PR writing is as varied as marketing content: press releases, brochures, letters, blogging, website content and video-script writing. In small businesses, the PR manager and the content marketer are the same person.
13 rules to sharpen your PR writing
1. Journalism’s story foundation still applies.
If you’ve studied print journalism, you understand the inverted pyramid. The most important content goes first and details follow.
This is true today; people are still in a hurry.
Grab the reader’s attention first with the most important stuff, written in a compelling way. Focus on value to the reader, not to you, in the beginning.
2. Focus on the “5 W’s.”
You must answer the 5 W’s, especially in a press release. To make your piece more compelling, start with “why” instead of “what.” This will stimulate more interest.

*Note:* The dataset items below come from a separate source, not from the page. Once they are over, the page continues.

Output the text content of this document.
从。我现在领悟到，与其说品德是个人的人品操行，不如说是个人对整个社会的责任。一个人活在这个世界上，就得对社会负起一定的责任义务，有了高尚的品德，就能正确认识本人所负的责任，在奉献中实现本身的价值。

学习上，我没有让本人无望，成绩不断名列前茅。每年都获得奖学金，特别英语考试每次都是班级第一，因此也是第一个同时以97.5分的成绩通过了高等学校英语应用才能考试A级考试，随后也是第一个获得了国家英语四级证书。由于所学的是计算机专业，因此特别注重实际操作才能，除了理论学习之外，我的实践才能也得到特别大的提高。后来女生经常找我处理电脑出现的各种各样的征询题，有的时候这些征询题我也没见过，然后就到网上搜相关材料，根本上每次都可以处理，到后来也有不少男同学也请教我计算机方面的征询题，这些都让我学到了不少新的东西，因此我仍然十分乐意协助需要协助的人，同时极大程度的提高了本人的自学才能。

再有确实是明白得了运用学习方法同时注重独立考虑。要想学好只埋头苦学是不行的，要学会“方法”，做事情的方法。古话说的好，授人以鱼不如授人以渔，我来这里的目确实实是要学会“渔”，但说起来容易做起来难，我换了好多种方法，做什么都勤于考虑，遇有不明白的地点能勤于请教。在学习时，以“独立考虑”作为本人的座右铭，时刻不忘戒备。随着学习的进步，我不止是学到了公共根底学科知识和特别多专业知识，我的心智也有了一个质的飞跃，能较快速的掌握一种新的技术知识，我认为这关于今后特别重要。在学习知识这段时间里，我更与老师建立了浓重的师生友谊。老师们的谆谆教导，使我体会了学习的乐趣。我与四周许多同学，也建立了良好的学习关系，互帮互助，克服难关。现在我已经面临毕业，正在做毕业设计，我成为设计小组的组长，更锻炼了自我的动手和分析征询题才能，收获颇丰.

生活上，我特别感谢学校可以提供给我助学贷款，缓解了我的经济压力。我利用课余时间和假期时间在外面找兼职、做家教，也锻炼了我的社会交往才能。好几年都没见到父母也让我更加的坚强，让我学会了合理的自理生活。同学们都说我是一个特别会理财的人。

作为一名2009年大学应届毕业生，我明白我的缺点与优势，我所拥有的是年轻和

3. Make your story scannable.
As Star Trek Captain Jean Luc Picard said, “Make it so.” People are in a hurry. They want to know your piece’s sub-topics, so they can decide what to skip and what to read.
Many newspaper articles use subheads. Adding numbered or bulleted points helps too.
4. Use active voice.
It has more impact. Instead of:
The law was passed by the city council last night.
The city council passed the law last night.
5. Be specific.
Add data and numbers, rather than just make general statements. People trust your writing more when you do this and it adds power to what you say. Research to get data that will reinforce any claim you make.
6. Know your audience.
You may have several audiences, and their viewpoints may be very different. Know what’s important to each audience, through research (when necessary) before you write.
If you pitch mature investors, your tone and voice will be very different from a pitch to 20-something potential customers. Even business writing may require varied tones. A letter to a young entrepreneur will not read like a letter to a bank vice-president.
7. Headlines, headlines, headlines!
If you don’t have a compelling headline, don’t publish until you do. You will have wasted your content. If you aren’t creative, use a headline generator tool to get solid ideas.
8. Dump fluff.
People want information quickly. If you write an informational piece, give that information fast and clearly without padding.
9. Tell a good story.
Your organization has a story. If you’re a startup, you came to your idea for a product or service because you wanted to solve a problem. Focus on that idea more than on your product or service. Your story will be more compelling and your organization better received.
10. Incorporate visuals and videos.
As you narrate, use as many visuals as possible, but not visuals of your products. Feature your team, satisfied customers or your participation in community events. In videos, emphasize the value you bring.
11. Use a thesaurus.
Writing that uses the same limited vocabulary is boring. Find simple, fresher synonyms. You’ll often find more descriptive, piquant and interesting words.
12. Get rid of adverbs.
Hemingway didn’t use them—and you shouldn’t, either.
Words like “very, “extremely,” and “actually” are fluff. Instead substitute ‘damn’ every time you’re inclined to write ‘very.’ Your editor will delete it and the writing will be just as it should.
13. Edit carefully.
Read what you have written out loud. You’ll catch many errors. Don’t rely on spell checks or grammar checks to catch everything—they don’t. For example, commonly misused words such as “effect” and “affect” will not be flagged.
If you edit carefully, you will catch most misused sound-alikes. Your other option is an editing tool. There are plenty of them. No longer should any writing be published with errors.